Al tempo stesso paesi di Visegrad ma anche del gruppo baltico, intendono spingere l’UE ad appesantire il dossier aperto con la Russia dopo i noti fatti ucraini. Non è nell’interesse dell’UE né della pace europea aderire a quel percorso, nonostante la comprensione per il risentimento di paesi che tanto hanno sopportato dall’Unione Sovietica. Mosca va tranquillizzata, non esasperata. E comunque verso la Russia non può esserci politica europea che non sia concordata con Washington, per il fattore strategico in termini di armamenti nucleari che la Russa rappresenta. L’avventurismo al quale nei giorni scorsi il giovane premier estone Taavi Roivas ha chiamato Angela Merkel va respinto.
Fa bene Merkel ad essere prudente, e a gestire con sapiente flemma il grande potere che la coerenza tedesca ha accumulato in Europa, anche nei confronti della Russia. Dopo Ventotene, ha messo in chiaro che nessun volontarismo, neppure se a manifestarlo fosse la Germania, potrebbe far ripartire l’Unione sulle nuove basi che richiede l’uscita britannica: “Se si sbaglia dall’inizio e non si ascolta e si agisce tanto per agire, allora si possono fare molti errori”. E’ però anche vero che l’attendismo in vista del consenso collettivo non ha sinora premiato lo sviluppo dell’Unione; tutt’altro. Il caso britannico suona eloquente. Nella tecnica di gestione del club (l’UE lo è) le posizioni diverse sono armonizzabili, non così le posizioni opposte. Su queste serve alzare la voce e chiarirsi fino in fondo.
Il club vive anche di buona condotta e buona educazione. Lo si spieghi a Londra. Disponendo di un nuovo governo e di un ministro che ha l’incarico di gestire il distacco dall’UE, si spicci a notificare le condizioni di uscita, così da chiudere finalmente la lunga telenovela del rapporto con Bruxelles.
Non sarebbe corretto addossare ogni colpa della regressione UE alle nuove democrazie europee e a Londra. Anche tra i partner storici, persino tra i fondatori, ci sono distinguo irrisolti. Non si dimentichi, come il citato esempio della CED richiama, che proprio la Francia, al di là dell’immancabile magniloquente retorica europeista, nei momenti topici dell’evoluzione verso forme più avanzate di comunità e unione, si è tirata spesso indietro, vittima di ricorrenti fantasmi nazionalistici sulla “unicité” francese.

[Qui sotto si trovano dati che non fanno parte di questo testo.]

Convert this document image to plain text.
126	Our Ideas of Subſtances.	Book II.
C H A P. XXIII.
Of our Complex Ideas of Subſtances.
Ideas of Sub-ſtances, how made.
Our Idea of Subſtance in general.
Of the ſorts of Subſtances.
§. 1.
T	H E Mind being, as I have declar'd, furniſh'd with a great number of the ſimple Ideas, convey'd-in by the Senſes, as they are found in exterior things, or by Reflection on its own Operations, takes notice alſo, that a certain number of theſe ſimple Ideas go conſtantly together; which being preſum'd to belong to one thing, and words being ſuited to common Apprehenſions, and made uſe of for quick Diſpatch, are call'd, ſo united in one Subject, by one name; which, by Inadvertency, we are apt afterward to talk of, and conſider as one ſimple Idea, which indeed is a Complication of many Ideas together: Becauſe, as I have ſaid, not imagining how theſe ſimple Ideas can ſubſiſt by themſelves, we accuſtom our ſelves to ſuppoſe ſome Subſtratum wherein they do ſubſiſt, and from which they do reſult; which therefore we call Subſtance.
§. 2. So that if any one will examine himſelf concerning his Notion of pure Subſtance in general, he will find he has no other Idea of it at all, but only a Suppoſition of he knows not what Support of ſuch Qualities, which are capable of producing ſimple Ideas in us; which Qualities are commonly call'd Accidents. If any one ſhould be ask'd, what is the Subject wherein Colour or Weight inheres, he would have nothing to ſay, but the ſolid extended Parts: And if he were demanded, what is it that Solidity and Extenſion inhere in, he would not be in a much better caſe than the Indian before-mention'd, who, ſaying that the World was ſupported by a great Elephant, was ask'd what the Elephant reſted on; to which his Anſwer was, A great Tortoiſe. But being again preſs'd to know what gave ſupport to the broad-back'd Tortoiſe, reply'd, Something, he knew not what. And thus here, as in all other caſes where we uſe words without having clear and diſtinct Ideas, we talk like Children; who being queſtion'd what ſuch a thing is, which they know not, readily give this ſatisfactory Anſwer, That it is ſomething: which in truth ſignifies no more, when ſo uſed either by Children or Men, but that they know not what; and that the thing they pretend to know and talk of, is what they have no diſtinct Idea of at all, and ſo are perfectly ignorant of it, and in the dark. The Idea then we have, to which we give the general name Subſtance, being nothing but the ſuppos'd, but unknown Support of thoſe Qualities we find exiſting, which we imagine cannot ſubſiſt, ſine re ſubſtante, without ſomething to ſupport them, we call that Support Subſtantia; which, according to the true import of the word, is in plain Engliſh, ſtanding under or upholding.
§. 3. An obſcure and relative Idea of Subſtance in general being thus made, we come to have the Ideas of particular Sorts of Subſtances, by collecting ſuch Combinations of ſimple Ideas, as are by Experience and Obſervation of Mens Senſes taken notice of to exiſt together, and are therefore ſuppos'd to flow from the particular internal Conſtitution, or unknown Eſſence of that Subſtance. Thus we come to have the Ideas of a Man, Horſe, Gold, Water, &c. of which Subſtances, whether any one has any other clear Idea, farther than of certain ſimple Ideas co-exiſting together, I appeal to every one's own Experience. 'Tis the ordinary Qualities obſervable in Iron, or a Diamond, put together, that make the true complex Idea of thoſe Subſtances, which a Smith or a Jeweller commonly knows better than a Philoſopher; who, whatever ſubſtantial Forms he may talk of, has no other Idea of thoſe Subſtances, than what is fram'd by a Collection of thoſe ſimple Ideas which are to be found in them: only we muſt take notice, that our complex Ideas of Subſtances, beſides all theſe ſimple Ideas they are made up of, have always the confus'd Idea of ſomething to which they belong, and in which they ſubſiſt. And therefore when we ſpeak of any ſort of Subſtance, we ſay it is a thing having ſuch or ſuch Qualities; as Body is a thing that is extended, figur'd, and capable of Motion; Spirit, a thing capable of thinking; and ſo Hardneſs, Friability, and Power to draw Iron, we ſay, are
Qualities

A Ventotene i tre leader pro-europei hanno condiviso le priorità su economia, sicurezza e difesa, energia e tecnologie innovative. Però hanno evitato di lanciare un nuovo Manifesto europeista, nonostante Ventotene e i 75 anni del documento di Spinelli. Né hanno pronunciato una sola parola seria sulla necessità che l’euro sia gestito, ora che il Regno Unito è fuori, da un vero governo. L’euro non è una unità di conto ma una moneta federale, e ha bisogno che le si costruisca addosso un fisco e un governo dell’economia che ne rispecchi la natura.
Repubblica online ha ripreso un divertente esercizio di fantasia creativa, circolato su molti social, riguardante le supposte medaglie che l’UE avrebbe collezionato alle Olimpiadi di Rio se le nazioni che ne fanno parte si fossero presentate sotto bandiera comune. Senza il Regno Unito, UE a 27 avrebbe battuto USA per 325 medaglie a 121 (Germania e Francia 42 ciascuna, Italia 28, Olanda 19). Non che politica ed economia siano discipline sportive, però è vero che ambedue si basano sulla competizione all’ultimo respiro, proprio come accade nello sport.